If $1,000 compounds at 1% per day for 365 days, it grows to about $37,783, or about 37.78 times the starting money.

PeriodFinal amountProfitTotal returnMultiple
20 days$1,220.19$220.1922.02%1.22x
60 days$1,816.70$816.7081.67%1.82x
200 days$7,316.02$6,316.02631.60%7.32x
365 days$37,783.43$36,783.433,678.34%37.78x

After 20 days, $1,000 becomes about $1,220. The profit is about $220. That is meaningful, but it still looks close to the original money.

After 60 days, the final amount is about $1,817. The profit is now more than $800. At this point, the result no longer feels like simply earning $10 per day.

After 200 days, the same assumption turns $1,000 into about $7,316. After 365 days, it becomes about $37,783. The daily rate did not change. The amount of time did.

Why does the money grow so much?

The key is that profit starts earning more profit. With simple interest, 1% of $1,000 is always $10. Over 365 days, that would be $3,650 in profit and $4,650 total.

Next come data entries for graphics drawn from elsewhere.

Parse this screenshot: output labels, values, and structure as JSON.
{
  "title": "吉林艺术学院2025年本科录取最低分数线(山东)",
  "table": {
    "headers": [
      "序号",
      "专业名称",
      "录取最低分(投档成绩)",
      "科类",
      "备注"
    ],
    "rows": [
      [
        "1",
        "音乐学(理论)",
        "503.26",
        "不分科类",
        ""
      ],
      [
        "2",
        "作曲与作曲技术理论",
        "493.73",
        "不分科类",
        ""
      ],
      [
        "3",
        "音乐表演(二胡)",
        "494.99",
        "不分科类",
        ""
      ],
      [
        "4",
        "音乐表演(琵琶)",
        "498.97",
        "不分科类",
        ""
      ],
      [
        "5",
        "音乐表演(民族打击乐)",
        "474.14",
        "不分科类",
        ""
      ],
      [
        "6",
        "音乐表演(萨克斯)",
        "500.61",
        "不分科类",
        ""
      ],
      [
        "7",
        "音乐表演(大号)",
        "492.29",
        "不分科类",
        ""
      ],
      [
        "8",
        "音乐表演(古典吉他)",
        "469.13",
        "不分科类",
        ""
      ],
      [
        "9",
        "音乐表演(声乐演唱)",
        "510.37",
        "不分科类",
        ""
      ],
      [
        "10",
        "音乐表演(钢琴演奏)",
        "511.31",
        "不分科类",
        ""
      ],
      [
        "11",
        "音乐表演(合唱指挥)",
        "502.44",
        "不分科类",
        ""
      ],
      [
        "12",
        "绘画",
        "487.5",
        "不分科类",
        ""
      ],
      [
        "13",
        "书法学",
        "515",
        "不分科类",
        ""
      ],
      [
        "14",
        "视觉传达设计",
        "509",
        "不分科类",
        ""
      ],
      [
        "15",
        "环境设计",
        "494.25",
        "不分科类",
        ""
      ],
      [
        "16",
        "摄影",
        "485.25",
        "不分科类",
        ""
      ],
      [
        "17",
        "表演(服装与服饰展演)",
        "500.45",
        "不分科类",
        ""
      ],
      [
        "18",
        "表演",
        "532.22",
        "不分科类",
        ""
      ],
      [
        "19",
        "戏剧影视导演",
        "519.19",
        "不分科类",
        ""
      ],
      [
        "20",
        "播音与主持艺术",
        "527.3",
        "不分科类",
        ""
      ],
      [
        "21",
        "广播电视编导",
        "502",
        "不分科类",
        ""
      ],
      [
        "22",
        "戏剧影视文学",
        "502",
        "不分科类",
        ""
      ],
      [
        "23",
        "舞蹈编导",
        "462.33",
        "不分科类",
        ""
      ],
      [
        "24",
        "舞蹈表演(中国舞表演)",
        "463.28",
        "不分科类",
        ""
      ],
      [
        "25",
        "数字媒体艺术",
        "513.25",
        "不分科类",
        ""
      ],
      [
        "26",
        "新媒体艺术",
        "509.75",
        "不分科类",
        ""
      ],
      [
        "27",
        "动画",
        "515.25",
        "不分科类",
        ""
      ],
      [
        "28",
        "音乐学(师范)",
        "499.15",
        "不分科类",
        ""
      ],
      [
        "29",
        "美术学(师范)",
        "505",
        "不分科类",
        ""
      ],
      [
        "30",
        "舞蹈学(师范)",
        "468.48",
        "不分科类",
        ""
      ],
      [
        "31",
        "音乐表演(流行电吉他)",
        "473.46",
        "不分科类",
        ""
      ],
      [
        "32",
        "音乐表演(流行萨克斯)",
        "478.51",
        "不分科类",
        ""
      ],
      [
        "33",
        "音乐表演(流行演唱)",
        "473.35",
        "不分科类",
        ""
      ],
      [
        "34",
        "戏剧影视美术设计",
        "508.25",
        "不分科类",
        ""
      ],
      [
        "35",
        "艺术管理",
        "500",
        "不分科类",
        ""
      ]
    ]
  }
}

With compounding, each day's profit becomes part of the next day's base. The same 1% is applied to a larger amount over time. That is why the difference between 20 days and 365 days is not just a longer calendar period. It changes the scale of the result.

This does not mean earning 1% every day for a year is easy or realistic. Real investments have losing days, fees, taxes, volatility, liquidity limits, and execution risk.

The point of the calculation is different. It shows why a daily return should not be judged by the first day's money alone. Rate and time work together.